(Les Echos) – Deux ans après l’arrivée au pouvoir d’Alassane Ouattara, la reprise de l’économie ivoirienne donne des signaux contradictoires : la croissance flambe, mais la réconciliation nationale patine et la population peine encore à en bénéficier.
Par Daniel Bastien
Est-ce un signe ? Les avions Paris-Abidjan sont pleins. Malgré la toute nouvelle concurrence de Corsair, Air France, qui vient déjà de porter en avril de 7 à 10 le nombre de ses vols hebdomadaires vers la Côte d’Ivoire, y mettra en service en 2014 son plus gros-porteur, l’Airbus A380. Dans le centre de la capitale ivoirienne, ce petit Manhattan africain défraîchi par quinze ans de crises, les travaux de voirie et de rénovation congestionnent aujourd’hui la circulation avec une belle régularité, les hôtels débordent d’hommes affairés, parlant toutes les langues. Alors que le président ivoirien fête aujourd’hui le deuxième anniversaire de son arrivée compliquée au pouvoir, après une sanglante guerre civile post-électorale, ces témoins d’une singulière activité font écho à d’autres signaux. La Côte d’Ivoire tournerait la page de plus d’une décennie de parenthèse économique : Alassane Ouattara a d’abord promis d’en faire un « pays émergent à l’horizon 2020 »; le 7 janvier dernier, la directrice générale du FMI, Christine Lagarde, déclarait sur les bords de la lagune Ebrié que « l’heure d’un deuxième miracle ivoirien est venue » ; fin mars, le Fonds révisait à la hausse la croissance économique du pays, à un rythme « chinois » de + 9,8 % et prévoit près de 9 % cette année ; le 11 avril, le Premier ministre, Daniel Kablan Duncan, assurait enfin que le pays allait devenir un « petit Dubaï »…
A l’évidence, on n’en est pas encore là. La Côte d’Ivoire est sous l’assistance internationale de l’initiative PPTE (pays pauvre très endetté), 168e – sur 186 – dans l’indicateur de développement humain du PNUD et 50 % de sa population est pauvre. Et pourtant… A Abidjan, deux ans après la « normalisation » politique, une frustration est palpable : le décalage est grand entre l’étendue des « possibles » du pays et une fragilité dont témoignent les casquettes jaunes des services de sécurité, toujours plantés devant les administrations, les sociétés ou les hôtels. « On sent un plafond de verre », résume Alexandre Vilgrain, président du groupe agroalimentaire Somdiaa et du CIAN (Conseil français des investisseurs en Afrique). Entre espoir et déception, la Côte d’Ivoire est dans un complexe entre-deux.

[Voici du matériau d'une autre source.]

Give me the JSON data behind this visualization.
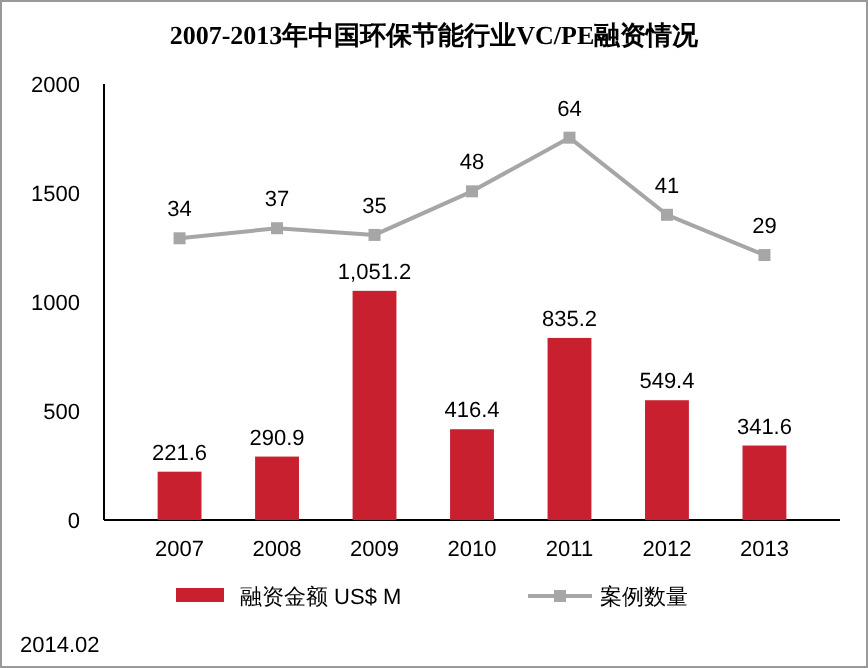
{
  "chart_data": {
    "type": "bar",
    "title": "2007-2013年中国环保节能行业VC/PE融资情况",
    "categories": [
      "2007",
      "2008",
      "2009",
      "2010",
      "2011",
      "2012",
      "2013"
    ],
    "series": [
      {
        "name": "融资金额 US$ M",
        "color": "#c8202f",
        "values": [
          221.6,
          290.9,
          1051.2,
          416.4,
          835.2,
          549.4,
          341.6
        ],
        "value_labels": [
          "221.6",
          "290.9",
          "1,051.2",
          "416.4",
          "835.2",
          "549.4",
          "341.6"
        ]
      },
      {
        "name": "案例数量",
        "type": "line",
        "axis": "y2",
        "color": "#a6a6a6",
        "values": [
          34,
          37,
          35,
          48,
          64,
          41,
          29
        ],
        "value_labels": [
          "34",
          "37",
          "35",
          "48",
          "64",
          "41",
          "29"
        ]
      }
    ],
    "ylim": [
      0,
      2000
    ],
    "yticks": [
      0,
      500,
      1000,
      1500,
      2000
    ],
    "y2lim": [
      -50,
      80
    ],
    "tick_labels": "xy",
    "grid": false,
    "legend": "bottom",
    "marker": "square",
    "annotations": [
      "2014.02"
    ]
  }
}
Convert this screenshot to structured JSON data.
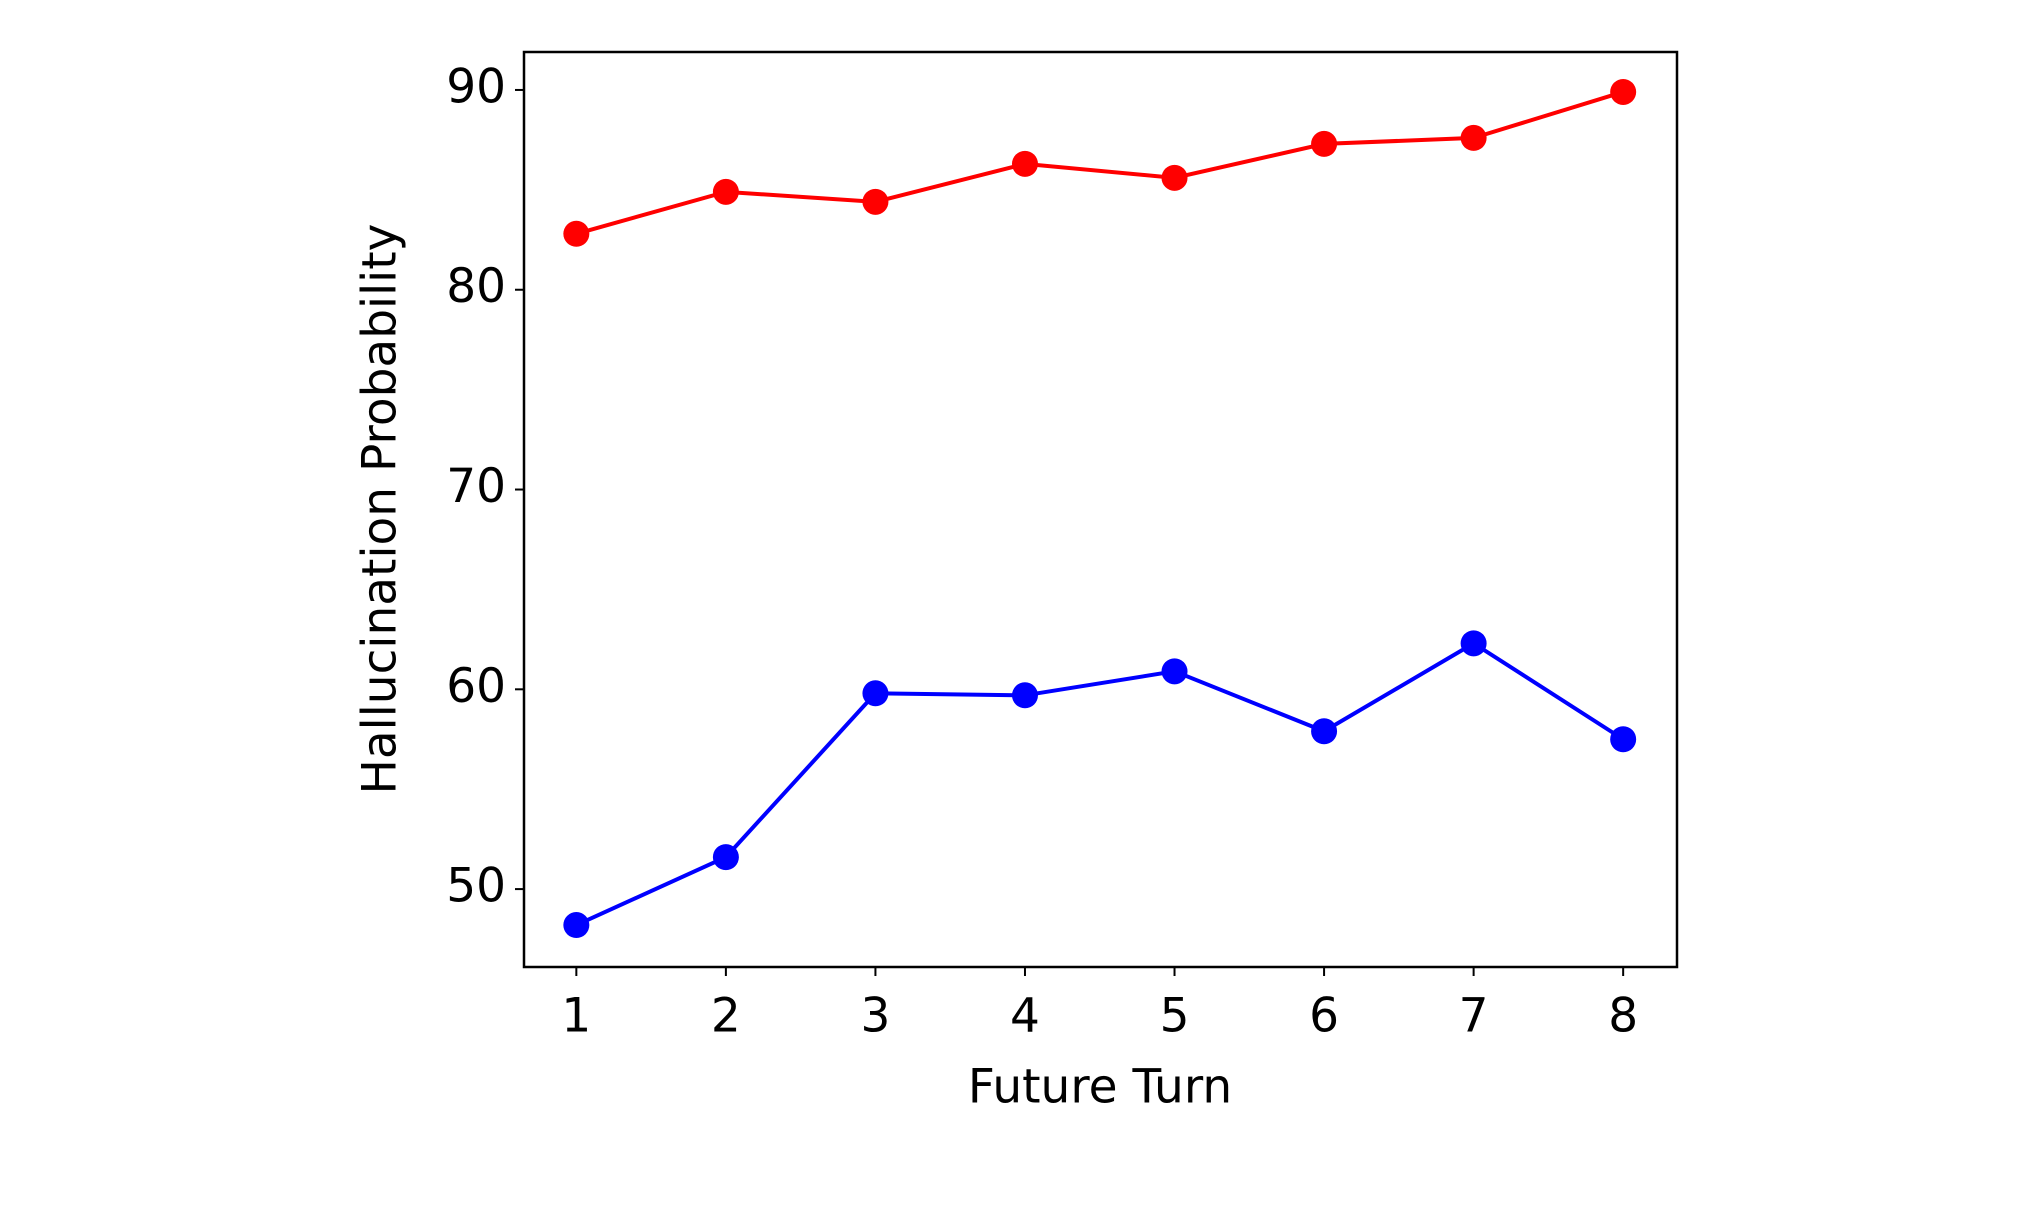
{
  "chart_data": {
    "type": "line",
    "x_label": "Future Turn",
    "y_label": "Hallucination Probability",
    "x": [
      1,
      2,
      3,
      4,
      5,
      6,
      7,
      8
    ],
    "series": [
      {
        "color": "#ff0000",
        "values": [
          82.8,
          84.9,
          84.4,
          86.3,
          85.6,
          87.3,
          87.6,
          89.9
        ]
      },
      {
        "color": "#0000ff",
        "values": [
          48.2,
          51.6,
          59.8,
          59.7,
          60.9,
          57.9,
          62.3,
          57.5
        ]
      }
    ],
    "xlim": [
      0.65,
      8.36
    ],
    "xticks": [
      1,
      2,
      3,
      4,
      5,
      6,
      7,
      8
    ],
    "ylim": [
      46.1,
      91.9
    ],
    "yticks": [
      50,
      60,
      70,
      80,
      90
    ],
    "grid": false
  }
}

S’il n’y a pas encore de miracle, on se réjouit au moins d’une bonne surprise. Les dégradations, les destructions, les exactions et l’absence d’Etat pendant toutes ces années n’ont pas abattu le pays. « On s’est rendu compte que la Côte d’Ivoire avait des racines solides, qui lui ont permis non seulement de ne pas sombrer, mais même de rebondir aujourd’hui », estime Jean Kakou Diagou, président du groupe de bancassurance NSIA et patron des patrons ivoiriens. Les Ivoiriens ont fait preuve d’une formidable résilience pendant la crise, s’organisant pour survivre, continuant à produire et à exporter pétrole, cacao et café, se lançant même dans de nouvelles cultures. « Ils ont en eux la mémoire du décollage économique de l’époque Houphouët-Boigny, quand la Côte d’Ivoire devançait la Corée du Sud », estime un vieux routier du pays.
L’exceptionnel potentiel du « moteur économique de l’Afrique de l’Ouest » est toujours là. « La Côte d’Ivoire a tout, et même ce que n’ont pas les autres », dit-on à longueur de temps. De riches cultures, c’est connu; des infrastructures (de l’électricité, ce « préalable au business », notamment, et le deuxième port d’Afrique après Durban) ; et de l’intelligence, avec des universités qui ont traditionnellement essaimé dans toute la région. S’y ajoutent désormais des nouveautés constituant autant de leviers pour une belle émergence. Aujourd’hui, c’est la « folie » du palmier à huile, de l’hévéa, du riz (dans lequel le groupe Dreyfus a beaucoup investi) et de l’anacarde (noix de cajou), une toute nouvelle filière lancée par le groupe singapourien Olam et dont la Côte d’Ivoire est déjà le deuxième producteur au monde. C’est aussi le pétrole et le gaz (Total a fait fin avril de nouvelles découvertes prometteuses) ou encore les minerais, jusqu’ici curieusement peu exploités : or (un tiers du potentiel aurifère de la région), manganèse (il y en a « un peu partout »), fer (de nombreux gisements à l’ouest du pays), nickel (de grosses réserves), bauxite, argent, cuivre, chrome et aussi terres rares. « D’ici à quatre ans, on connaîtra de beaux jours ; ce sera le grand boum sur tous les métaux », assure Kadio Kouamé, directeur général de la Sodemi (Société pour le développement minier de la Côte d’Ivoire), « et une mine, c’est de 1.000 à 5.000 emplois directs et indirects ». Un pays de cocagne à la Houphouët « new look » ne semble pas très loin…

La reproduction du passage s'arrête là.